I may be the guy that just hop'd on the Screeching Weasel bandwagon with the release of First World Manifesto, but I can't help but add my 2 cents on this release. I fucking love The Copyrights. Every single one of their releases is something you could put on at a party full of people who have no idea about the music scene outside of the Rhianna and L'il Wayne songs their local radio station plays and nobody would be shouting out "Chaaaaaange the tunes brooo." Try it, you'll have a room full of dudes in Ralph Lauren polos head nodding in a few minutes flat. They've perfected the party punk scene that Direct Hit!, Mixtapes and many others are exploring these days. But, (back to this release).. Brett's not singing anthems about comic books, failed relationships, small town punk scenes, drinking beer or being a dude for once and it's still fucking great. What I especially love about this album is that there are no real stand-out tracks but each tune begins off the ending chords of the previous song and continues to jam out in a different direction. 4 Stars, deserves to be on several (if not all) year-end lists. I'd suggest you actually purchase this one but if these guys make too much money off this the next release may be recorded in something fancier than a double-wide. And that just wouldn't be right.

Rich27 (March 25, 2011)

Thought this was really bad.

odradek (March 25, 2011)

I like this album. I'm always a sucker for well-done garage punk, and this definitely imbues some musicianship and songwriting into the genre. However, it definitely has some flaws. It opens really well and closes even better, but to start the back half there's a few songs that I just don't like. Grandma's Guns in particular is a low point. But the main thing that's keeping me from putting it atop my album of the year list is that it's just not something I want to listen to a whole bunch of times, whereas I've played Joyce Manor's s/t (my current AOTY) upwards of 40 and was at 20 within a week of first listening.

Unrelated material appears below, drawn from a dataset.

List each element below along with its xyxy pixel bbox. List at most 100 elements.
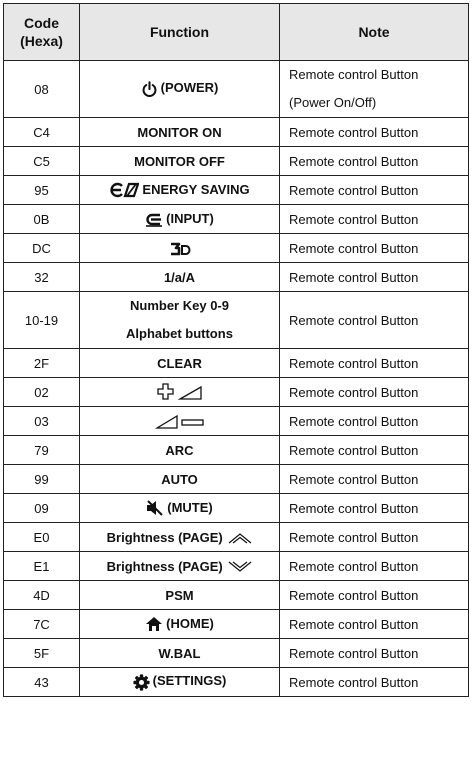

Still a very good album, and something I'd definitely recommend.

redscare (March 25, 2011)

The Heat Tape plays with Andrew Jackson Jihad tonight (Friday) in Chicago at Beat Kitchen. Find me and you'll be rewarded with a high five.

StraightToHell82 (March 25, 2011)

So excited for this... so fucking disappointed. So terrible.

gherkin (March 25, 2011)

Really like this, probably my most listened to album of the year so far... Wasn't the new Copyrights LP due out about a year ago??